Planalto manipulou agendas antigas de Temer logo após delações da JBS, diz revista

 

A agenda oficial de Michel Temer do dia 18 de agosto de 2014, poucos meses antes do pleito que elegeu Dilma e Temer para novo mandato no Planalto, foi alterada no dia da operação Patmos, em 18 de maio. Tratava-se da manhã seguinte após a gravação da conversa entre Temer e o empresário Joesley Batista ganhar o noticiário.
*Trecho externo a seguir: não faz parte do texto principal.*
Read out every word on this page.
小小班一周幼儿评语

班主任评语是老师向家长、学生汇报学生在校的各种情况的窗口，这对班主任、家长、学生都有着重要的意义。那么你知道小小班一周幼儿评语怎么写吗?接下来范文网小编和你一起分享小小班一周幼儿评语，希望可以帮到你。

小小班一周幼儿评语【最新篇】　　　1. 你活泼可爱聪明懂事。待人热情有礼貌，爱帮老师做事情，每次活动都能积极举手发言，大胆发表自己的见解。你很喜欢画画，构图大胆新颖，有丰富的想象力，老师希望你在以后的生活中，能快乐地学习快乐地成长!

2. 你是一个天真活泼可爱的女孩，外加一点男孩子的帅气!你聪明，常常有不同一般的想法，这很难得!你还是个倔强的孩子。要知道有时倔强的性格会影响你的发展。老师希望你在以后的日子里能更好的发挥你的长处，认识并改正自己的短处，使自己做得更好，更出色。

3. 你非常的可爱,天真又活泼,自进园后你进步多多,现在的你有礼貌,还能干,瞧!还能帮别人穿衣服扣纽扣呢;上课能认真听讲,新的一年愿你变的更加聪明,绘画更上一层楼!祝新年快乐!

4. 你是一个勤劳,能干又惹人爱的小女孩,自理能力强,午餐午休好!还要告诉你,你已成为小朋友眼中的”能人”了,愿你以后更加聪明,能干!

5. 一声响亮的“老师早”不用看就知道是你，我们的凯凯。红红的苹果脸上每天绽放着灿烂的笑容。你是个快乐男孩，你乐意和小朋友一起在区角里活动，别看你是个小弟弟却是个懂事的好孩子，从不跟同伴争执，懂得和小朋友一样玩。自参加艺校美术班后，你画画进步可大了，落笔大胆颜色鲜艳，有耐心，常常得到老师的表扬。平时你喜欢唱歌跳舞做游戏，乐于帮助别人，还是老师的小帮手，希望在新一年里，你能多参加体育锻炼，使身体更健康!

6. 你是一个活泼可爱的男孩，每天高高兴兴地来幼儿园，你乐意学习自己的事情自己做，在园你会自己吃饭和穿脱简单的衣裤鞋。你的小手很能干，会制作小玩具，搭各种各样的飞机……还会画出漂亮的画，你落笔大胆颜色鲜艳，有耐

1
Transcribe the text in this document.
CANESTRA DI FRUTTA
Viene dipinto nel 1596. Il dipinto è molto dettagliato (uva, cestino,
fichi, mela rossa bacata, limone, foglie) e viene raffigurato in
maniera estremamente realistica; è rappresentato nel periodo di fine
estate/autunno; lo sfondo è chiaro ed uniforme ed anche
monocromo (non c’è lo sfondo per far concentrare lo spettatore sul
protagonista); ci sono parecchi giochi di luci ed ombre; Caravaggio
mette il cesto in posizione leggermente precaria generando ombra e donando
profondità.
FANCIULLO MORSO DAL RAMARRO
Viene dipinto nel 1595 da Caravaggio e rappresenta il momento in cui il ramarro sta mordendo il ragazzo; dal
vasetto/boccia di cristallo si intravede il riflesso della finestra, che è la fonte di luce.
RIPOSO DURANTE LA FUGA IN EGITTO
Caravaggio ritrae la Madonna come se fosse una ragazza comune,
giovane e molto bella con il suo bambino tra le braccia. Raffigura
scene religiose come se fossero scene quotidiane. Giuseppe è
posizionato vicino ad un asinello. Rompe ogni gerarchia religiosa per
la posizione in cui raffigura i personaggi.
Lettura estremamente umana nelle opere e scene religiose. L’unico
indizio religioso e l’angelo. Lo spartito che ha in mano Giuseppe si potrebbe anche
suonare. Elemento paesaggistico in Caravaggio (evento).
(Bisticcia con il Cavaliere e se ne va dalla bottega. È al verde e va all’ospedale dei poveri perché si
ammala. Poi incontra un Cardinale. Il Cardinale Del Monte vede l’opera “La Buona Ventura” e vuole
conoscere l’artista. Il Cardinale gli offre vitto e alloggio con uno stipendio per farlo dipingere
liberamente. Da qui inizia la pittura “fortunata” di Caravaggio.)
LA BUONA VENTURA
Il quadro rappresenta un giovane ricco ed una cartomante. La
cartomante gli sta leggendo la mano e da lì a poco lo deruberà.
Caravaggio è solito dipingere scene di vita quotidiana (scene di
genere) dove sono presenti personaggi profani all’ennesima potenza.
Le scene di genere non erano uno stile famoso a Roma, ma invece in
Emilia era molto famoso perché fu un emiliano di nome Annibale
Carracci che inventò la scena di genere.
A informação foi revelada pela revista Época na noite desta sexta-feira (2).

Em seu acordo de delação, Ricardo Saud, um dos diretores da JBS, conta que foi recebido pelo então vice-presidente no dia 18 de agosto de 2014. Saud veio a Brasília notificar Temer que havia conseguido garantir um repasse de R$ 15 milhões ao PMDB. A quantia garantia o apoio da sigla à reeleição de Dilma.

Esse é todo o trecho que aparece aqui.